Did the Music Industry Learn from Its Near-Death Experience with the Digital Revolution? Maybe Not.
There was a while when no one was betting on the traditional music industry players ever recovering from the disruption caused by the digital revolution. But after a long and painful transition, the old school participants are back. But did they learn anything from their near-death experience? According to Bloomberg, perhaps not.
The danger is the music business learned the wrong lessons from its digital near-death experience. And that should serve as a warning to the television industry and other corners of media that are threatened as people increasingly turn away from 20th-century modes of entertainment and information.
The good news is the music business is on a healthy trajectory again. Thanks largely to the popularity of streaming music services such as Spotify and Apple Music, industry revenue is growing significantly for the first time since the 1990s. Yes, total music sales are far lower than they were at the peak of CD popularity, but it’s worth celebrating the music industry for being one of the few media businesses to generate a majority of its revenue from digital formats.

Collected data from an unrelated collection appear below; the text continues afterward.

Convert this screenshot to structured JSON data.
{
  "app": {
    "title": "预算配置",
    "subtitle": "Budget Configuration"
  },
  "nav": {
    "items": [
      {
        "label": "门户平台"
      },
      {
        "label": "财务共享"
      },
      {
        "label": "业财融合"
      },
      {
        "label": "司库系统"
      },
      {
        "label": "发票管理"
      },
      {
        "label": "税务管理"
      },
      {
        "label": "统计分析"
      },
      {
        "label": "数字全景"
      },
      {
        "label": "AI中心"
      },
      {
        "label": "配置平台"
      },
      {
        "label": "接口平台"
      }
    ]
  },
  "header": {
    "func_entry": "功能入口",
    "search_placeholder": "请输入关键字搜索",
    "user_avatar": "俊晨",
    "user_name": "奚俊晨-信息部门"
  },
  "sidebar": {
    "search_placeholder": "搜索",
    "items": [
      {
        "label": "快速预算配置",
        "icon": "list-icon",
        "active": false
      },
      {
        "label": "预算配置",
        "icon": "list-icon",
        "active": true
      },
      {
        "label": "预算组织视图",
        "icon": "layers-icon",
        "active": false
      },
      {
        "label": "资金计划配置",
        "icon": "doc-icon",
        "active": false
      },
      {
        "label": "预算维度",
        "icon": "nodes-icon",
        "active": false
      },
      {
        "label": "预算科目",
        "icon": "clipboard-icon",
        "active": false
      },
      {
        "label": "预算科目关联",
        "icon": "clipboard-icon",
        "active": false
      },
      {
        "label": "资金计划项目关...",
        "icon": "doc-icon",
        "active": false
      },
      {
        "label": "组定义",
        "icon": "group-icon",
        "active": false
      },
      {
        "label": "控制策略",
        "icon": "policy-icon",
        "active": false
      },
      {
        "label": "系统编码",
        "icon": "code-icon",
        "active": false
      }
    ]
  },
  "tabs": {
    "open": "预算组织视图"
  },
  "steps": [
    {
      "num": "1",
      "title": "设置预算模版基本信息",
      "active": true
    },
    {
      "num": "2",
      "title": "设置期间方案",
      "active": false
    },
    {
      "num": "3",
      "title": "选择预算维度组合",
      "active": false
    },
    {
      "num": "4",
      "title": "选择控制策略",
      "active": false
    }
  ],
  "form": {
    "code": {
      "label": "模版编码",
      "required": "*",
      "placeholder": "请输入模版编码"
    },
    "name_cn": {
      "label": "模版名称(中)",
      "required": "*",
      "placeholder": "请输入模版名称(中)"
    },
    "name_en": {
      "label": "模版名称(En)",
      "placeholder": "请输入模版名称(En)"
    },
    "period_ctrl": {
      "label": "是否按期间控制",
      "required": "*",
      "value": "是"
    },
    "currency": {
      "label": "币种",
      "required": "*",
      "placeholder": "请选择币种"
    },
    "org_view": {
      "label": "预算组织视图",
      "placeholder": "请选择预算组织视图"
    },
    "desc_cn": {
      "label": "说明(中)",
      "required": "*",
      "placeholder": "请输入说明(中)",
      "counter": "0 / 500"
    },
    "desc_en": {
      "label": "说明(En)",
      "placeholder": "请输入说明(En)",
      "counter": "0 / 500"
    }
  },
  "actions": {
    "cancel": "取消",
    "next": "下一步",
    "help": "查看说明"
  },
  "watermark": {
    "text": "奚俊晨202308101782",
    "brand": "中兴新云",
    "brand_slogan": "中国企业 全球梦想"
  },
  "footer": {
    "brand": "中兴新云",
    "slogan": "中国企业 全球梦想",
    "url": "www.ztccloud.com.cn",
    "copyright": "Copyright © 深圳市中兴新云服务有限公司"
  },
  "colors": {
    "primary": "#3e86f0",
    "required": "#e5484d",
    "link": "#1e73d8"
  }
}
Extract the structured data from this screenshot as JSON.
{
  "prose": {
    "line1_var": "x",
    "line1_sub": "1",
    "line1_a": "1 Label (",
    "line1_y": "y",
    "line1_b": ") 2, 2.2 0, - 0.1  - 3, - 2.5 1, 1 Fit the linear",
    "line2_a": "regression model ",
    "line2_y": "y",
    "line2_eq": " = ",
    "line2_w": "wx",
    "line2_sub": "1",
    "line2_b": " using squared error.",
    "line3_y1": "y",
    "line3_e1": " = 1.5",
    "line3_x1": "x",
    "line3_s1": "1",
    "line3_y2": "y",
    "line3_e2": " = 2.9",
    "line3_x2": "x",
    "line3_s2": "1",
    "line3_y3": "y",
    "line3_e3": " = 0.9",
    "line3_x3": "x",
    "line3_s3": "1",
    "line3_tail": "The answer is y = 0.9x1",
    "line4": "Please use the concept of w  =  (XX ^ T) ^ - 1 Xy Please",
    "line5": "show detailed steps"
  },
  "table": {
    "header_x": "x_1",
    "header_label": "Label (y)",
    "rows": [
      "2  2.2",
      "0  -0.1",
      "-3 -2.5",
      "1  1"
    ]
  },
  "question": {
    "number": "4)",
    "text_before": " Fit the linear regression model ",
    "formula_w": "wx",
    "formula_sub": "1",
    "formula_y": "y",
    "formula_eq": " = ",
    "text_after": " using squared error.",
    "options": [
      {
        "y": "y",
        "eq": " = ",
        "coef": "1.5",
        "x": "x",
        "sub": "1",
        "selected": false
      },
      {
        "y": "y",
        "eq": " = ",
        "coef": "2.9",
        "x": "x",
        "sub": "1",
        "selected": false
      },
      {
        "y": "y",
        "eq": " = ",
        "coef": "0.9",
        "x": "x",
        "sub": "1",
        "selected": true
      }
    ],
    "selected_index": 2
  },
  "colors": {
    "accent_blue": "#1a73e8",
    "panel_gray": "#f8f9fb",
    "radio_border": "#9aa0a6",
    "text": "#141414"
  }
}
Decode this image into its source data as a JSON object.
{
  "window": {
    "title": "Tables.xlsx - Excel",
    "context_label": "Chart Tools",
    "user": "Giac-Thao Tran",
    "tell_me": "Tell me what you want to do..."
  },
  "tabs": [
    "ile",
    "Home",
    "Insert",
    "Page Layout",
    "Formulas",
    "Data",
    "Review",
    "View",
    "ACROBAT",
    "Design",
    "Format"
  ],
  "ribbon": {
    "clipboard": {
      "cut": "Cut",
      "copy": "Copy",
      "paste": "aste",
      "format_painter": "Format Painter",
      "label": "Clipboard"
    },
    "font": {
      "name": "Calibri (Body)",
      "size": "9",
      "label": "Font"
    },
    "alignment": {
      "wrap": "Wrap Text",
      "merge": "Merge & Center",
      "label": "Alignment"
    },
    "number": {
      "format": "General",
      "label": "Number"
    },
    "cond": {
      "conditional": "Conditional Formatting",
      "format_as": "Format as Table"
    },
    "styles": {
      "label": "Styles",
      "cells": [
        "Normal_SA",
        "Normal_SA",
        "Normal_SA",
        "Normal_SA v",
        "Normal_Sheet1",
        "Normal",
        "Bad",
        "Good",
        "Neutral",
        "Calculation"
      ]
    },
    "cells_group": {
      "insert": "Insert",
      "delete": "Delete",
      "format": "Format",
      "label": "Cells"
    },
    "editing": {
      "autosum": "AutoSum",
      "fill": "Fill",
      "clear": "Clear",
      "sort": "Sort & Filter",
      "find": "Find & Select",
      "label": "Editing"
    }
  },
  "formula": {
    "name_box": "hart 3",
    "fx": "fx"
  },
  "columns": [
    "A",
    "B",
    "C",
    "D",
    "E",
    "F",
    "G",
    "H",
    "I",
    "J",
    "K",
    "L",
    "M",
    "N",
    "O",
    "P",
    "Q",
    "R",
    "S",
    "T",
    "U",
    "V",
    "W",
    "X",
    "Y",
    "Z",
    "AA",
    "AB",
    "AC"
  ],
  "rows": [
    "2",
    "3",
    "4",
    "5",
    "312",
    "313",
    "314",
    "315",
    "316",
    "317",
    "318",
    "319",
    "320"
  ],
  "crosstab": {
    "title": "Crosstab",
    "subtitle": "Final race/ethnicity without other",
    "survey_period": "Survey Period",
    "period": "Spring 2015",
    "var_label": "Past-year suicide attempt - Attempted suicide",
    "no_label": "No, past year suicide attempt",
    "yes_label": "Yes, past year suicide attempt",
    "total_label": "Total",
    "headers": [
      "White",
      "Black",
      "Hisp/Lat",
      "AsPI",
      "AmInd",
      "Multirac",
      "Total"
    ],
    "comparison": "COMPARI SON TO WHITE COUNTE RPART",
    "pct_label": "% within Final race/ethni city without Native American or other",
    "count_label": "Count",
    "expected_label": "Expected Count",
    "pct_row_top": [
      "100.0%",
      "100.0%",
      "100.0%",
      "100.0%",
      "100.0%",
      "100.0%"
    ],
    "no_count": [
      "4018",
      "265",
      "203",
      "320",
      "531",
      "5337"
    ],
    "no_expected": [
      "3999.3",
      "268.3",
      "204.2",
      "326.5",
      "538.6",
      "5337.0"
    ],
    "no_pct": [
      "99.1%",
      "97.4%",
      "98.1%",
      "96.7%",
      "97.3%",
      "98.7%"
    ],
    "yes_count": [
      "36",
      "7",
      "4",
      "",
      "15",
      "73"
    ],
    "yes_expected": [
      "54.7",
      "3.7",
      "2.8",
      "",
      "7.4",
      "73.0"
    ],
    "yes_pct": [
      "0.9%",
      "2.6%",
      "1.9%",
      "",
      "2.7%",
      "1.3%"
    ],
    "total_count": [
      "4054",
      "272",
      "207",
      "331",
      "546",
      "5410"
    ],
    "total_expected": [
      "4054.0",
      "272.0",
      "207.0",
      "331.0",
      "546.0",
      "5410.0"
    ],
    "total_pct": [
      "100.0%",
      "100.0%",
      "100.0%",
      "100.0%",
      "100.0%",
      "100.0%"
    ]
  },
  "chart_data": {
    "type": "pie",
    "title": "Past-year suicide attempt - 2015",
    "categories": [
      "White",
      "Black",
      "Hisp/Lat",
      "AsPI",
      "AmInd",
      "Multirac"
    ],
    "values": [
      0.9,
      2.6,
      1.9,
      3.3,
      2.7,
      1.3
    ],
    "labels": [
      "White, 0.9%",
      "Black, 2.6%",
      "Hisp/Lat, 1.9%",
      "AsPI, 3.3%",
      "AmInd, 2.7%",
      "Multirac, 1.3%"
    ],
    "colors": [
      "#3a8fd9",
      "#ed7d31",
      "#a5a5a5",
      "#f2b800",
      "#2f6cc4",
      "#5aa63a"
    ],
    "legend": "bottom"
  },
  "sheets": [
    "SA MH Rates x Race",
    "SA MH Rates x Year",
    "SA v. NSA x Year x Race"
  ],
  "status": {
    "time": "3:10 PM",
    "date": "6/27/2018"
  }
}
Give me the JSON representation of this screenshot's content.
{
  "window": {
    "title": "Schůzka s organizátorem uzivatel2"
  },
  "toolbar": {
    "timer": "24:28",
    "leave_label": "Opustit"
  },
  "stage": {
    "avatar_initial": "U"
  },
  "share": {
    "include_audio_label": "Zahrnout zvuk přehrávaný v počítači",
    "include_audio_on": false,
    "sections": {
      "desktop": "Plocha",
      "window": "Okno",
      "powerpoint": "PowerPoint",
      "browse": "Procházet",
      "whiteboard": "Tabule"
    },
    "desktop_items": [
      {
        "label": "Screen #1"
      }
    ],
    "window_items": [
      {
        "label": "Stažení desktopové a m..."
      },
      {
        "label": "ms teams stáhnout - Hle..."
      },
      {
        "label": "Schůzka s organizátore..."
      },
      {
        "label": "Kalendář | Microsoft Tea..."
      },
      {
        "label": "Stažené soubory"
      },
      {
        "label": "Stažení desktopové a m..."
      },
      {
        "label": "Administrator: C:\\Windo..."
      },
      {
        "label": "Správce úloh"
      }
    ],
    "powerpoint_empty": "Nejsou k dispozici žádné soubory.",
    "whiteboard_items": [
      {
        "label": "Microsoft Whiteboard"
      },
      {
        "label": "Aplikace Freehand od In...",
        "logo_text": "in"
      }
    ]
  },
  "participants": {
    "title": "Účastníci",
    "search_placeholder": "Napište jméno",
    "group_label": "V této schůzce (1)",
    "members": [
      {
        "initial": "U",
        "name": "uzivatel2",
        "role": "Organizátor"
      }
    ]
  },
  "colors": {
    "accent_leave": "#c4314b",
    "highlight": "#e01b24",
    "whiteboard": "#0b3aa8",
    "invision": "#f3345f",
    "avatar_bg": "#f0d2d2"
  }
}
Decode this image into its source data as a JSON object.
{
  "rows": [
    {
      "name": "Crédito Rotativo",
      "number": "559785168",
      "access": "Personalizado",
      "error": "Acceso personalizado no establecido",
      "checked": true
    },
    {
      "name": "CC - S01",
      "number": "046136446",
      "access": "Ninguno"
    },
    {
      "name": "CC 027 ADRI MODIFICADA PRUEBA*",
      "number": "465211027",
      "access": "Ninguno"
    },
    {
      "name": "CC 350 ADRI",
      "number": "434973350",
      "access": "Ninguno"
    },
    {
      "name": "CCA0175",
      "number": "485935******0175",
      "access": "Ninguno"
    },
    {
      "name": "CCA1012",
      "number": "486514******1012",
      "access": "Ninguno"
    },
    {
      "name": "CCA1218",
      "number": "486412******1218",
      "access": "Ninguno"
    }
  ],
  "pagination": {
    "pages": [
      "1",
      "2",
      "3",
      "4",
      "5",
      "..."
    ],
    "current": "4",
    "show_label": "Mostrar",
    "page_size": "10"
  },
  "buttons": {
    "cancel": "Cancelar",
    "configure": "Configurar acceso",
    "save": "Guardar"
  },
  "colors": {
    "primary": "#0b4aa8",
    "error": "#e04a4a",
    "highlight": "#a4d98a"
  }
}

The bad news is the music labels aren’t much responsible for their own industry’s revival, and they don’t acknowledge this. Executives are patting themselves on the back so hard they risk wearing holes in their Brioni suit jackets. “Record companies are driving this digital evolution,” the record industry trade group IFPI wrote in its 2017 annual report. Even when music sales were swooning, the record companies continued “to innovate and transform their practices to usher in a new digital era,” the trade group crowed.
Oh really? It seems the industry has amnesia about its own past and present.